I Am Not A Body Builder

My endurance training took some time, but I finally made enough strides with basic exercises. I was easily getting fifty reps per set in four sets. I figured it was time to implement the final phase of my workouts: augmenting my strength by adding weight. I am not going to lie, I thought that I was going to be able to pick up forty pound dumbells at this point. With all of the big, buff people throwing around the weights they use, forty seemed like nothing. To be safe, though, I purchased a set of ten pound dumbells to use. It was amazing; I was still a weakling that could barely lift them. I had to go back to Sports Authority and purchase two-and-a-half pound weights to use.

With all of the kicks to my pride, this one was nothing. I was at a point where I figured I just had to add a couple more steps into the process. I started using my new weights and, for consistency with my goals, kept with my standard fifty reps in a series of four sets. It took me about six months of working out without weights to get to benchmarks. When I started using my first set of weights, it took me about four months before I started to hit the benchmarks I had set in different exercises. I moved on to the ten pound weights I had previously purchased and maxed myself put after three months. Talk about an adrenaline rush to realize that my muscles were gaining strength at a quicker and quicker rate. I moved to twenty, thirty, and then forty in the weights I was using. My body's progress had hit its limit though. At twenty pounds and above, I was finding that it was taking me about two months to hit my benchmarks.

When I made the two month mark with the forty pound weights and still hadn't passed twenty reps, I knew something was wrong. My muscles had become complacent and had hit a road block. I didn't have anyone to help with workouts, so I had to be careful with my safety. With all of my knowledge and research, I knew this point would come but I figured I would be bench pressing 250 pounds at that point rather than eighty. I decided to implement some new techniques. The first thing I did was relegate certain muscles to once or twice a week only. I needed to let my muscles fully rest. The second was to start using many more lesser used exercises that directly targeted secondary and tertiary muscles for strength in those muscles. After a few weeks, I had passed the twenty rep mark in several exercises with the forty pound weights.

The third technique that I incorporated was negative reps. This refers to doing as many reps as you can per set without a set number of sets. I then went further with it by downgrading the weight in the negative reps. What does all of that mean? Using the press as an example, I would press eighty pounds until failure wait a few minutes and then press eighty pounds again until failure. I would keep this up until I couldn't press more than ten in a set. I would then pick up half the weight and continue to failure and so on until I was just making the pressing motions. You do NOT want to do this more than once a week!

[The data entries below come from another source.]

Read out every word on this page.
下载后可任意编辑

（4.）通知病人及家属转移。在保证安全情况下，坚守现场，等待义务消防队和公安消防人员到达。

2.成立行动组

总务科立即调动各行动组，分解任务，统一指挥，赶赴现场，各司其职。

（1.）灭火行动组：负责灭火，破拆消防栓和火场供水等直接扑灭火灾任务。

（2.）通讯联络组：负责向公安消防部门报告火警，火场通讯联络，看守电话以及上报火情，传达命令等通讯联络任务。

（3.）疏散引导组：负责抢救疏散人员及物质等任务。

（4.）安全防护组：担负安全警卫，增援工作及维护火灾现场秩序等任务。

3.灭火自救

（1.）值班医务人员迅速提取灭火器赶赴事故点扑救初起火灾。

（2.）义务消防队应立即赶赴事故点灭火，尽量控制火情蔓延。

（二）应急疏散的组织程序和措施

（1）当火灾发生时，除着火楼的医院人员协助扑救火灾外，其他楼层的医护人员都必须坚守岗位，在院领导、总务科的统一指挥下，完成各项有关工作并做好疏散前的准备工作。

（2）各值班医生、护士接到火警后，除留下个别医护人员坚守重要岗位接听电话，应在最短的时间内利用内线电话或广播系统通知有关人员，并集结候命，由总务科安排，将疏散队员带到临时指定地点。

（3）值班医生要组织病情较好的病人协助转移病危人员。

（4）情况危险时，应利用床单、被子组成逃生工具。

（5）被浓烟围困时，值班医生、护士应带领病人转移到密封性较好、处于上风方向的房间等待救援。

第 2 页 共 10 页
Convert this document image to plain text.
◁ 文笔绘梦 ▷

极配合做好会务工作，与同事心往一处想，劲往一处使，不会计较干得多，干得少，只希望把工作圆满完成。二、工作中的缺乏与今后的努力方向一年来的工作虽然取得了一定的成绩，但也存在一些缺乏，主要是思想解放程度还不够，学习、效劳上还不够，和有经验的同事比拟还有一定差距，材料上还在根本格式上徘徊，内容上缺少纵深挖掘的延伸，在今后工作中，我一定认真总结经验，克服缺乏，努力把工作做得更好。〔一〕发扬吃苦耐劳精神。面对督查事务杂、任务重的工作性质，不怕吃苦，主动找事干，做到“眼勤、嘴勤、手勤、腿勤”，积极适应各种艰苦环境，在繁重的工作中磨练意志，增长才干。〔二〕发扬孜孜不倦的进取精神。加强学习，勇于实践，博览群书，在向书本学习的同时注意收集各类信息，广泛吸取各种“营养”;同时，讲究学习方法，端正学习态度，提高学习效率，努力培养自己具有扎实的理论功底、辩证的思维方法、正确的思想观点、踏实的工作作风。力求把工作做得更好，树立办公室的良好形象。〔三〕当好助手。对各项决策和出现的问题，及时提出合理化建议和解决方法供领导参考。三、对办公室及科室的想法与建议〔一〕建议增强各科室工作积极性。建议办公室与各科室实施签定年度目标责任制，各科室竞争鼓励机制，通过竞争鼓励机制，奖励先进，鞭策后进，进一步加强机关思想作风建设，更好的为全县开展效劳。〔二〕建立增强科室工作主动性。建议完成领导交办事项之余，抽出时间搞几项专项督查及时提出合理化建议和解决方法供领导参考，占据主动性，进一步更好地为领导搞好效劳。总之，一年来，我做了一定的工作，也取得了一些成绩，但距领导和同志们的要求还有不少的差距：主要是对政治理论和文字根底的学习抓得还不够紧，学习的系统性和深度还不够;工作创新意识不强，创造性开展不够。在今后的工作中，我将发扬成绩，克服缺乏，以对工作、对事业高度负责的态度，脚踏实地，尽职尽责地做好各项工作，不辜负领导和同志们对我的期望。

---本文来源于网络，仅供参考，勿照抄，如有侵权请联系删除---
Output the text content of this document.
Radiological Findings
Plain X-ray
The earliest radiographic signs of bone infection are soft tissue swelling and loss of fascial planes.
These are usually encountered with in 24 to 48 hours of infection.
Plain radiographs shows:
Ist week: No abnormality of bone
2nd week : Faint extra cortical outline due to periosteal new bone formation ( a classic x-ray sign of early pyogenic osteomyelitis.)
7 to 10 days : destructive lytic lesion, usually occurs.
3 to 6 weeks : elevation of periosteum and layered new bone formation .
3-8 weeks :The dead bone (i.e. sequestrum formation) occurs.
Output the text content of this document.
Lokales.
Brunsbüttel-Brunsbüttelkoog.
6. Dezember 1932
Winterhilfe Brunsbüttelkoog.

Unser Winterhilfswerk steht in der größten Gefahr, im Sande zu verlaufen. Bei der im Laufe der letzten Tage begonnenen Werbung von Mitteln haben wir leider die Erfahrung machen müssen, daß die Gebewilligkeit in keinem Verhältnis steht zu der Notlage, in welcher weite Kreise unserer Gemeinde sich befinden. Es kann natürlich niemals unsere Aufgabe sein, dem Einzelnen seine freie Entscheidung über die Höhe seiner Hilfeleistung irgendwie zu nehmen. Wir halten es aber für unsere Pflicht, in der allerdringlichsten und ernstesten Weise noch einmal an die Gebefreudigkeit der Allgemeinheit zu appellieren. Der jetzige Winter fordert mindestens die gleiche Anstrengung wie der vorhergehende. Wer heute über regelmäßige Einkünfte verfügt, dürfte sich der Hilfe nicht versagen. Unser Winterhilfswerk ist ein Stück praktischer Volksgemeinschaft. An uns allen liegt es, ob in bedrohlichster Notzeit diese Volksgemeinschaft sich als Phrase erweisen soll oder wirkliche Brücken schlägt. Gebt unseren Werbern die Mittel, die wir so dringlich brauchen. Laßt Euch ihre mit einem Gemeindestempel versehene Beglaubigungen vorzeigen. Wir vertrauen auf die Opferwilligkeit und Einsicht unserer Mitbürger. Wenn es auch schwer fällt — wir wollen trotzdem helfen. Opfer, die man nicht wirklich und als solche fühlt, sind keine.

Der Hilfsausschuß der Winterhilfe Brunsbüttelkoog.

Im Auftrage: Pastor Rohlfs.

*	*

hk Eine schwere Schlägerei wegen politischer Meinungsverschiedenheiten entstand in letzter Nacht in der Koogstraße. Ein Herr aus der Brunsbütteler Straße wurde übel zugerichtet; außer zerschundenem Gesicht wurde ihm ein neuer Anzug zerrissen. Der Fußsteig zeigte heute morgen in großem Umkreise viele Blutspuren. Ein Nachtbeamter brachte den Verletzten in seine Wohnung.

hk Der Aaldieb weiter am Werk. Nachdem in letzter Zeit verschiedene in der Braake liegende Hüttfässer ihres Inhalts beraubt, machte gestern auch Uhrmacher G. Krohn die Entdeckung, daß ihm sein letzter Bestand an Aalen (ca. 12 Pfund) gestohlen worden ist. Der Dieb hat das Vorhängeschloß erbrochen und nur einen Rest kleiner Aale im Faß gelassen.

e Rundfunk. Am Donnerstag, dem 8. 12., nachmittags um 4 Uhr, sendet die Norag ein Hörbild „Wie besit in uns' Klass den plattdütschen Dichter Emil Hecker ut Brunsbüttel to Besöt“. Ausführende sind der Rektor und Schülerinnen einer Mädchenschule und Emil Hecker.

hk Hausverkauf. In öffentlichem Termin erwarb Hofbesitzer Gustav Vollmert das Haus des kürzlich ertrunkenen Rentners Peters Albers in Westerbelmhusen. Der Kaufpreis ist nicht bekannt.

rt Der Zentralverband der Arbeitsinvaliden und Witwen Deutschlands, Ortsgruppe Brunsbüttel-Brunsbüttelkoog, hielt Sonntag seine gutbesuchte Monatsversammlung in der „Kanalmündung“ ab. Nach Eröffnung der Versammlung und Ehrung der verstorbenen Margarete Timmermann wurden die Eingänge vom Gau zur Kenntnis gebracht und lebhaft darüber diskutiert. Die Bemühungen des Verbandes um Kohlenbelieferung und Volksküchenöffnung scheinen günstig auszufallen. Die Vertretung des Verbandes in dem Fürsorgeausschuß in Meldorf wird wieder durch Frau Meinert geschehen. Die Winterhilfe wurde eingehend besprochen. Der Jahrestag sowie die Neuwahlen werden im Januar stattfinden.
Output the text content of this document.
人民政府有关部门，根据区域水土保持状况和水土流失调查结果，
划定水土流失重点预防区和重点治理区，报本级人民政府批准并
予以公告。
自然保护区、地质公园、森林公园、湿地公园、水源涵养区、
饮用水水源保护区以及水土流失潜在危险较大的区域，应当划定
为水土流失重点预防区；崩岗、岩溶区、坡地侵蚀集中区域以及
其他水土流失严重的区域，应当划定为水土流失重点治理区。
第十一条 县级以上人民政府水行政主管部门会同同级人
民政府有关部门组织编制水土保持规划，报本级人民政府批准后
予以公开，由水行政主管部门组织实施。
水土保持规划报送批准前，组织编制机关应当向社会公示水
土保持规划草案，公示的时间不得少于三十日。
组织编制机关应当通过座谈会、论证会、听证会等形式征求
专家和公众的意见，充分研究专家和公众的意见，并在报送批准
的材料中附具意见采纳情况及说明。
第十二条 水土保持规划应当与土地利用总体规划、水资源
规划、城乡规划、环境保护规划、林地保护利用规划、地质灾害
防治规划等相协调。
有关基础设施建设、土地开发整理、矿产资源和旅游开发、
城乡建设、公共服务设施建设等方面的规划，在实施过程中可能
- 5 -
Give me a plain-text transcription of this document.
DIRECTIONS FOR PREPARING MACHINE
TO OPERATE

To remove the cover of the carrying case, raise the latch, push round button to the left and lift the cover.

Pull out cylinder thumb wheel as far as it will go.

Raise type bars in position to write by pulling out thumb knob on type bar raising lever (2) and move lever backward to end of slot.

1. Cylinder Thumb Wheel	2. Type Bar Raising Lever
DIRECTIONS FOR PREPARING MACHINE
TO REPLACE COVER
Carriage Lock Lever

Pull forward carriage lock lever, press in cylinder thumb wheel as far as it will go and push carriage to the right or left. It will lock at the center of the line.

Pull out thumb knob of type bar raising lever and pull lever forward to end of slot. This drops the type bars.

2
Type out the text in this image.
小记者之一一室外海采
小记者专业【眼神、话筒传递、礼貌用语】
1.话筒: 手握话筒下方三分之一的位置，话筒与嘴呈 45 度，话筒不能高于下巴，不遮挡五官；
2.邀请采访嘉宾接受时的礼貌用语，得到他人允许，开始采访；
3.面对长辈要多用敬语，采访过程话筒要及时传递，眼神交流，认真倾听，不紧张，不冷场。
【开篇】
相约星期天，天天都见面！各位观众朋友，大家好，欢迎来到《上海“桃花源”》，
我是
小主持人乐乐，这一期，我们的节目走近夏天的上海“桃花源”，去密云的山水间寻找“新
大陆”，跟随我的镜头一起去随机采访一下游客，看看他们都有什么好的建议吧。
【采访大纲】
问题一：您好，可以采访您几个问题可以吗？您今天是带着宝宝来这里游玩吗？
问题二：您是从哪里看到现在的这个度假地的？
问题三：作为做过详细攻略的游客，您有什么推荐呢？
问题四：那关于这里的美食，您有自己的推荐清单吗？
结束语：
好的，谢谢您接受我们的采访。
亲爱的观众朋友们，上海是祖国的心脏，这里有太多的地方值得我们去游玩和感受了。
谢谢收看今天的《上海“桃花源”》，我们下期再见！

I am still working on those forty pound dumbells, but I have made it up to fifty reps in at least two of the sets. I have added more exercises to create a synergy. Sometimes, I may not perform a certain exercise for two weeks, but I experience no lack of strength and in some cases come back with double the capacity. The best part about all of this tedium is that my body never feels fatigued under normal conditions anymore. My mind is an entirely different matter.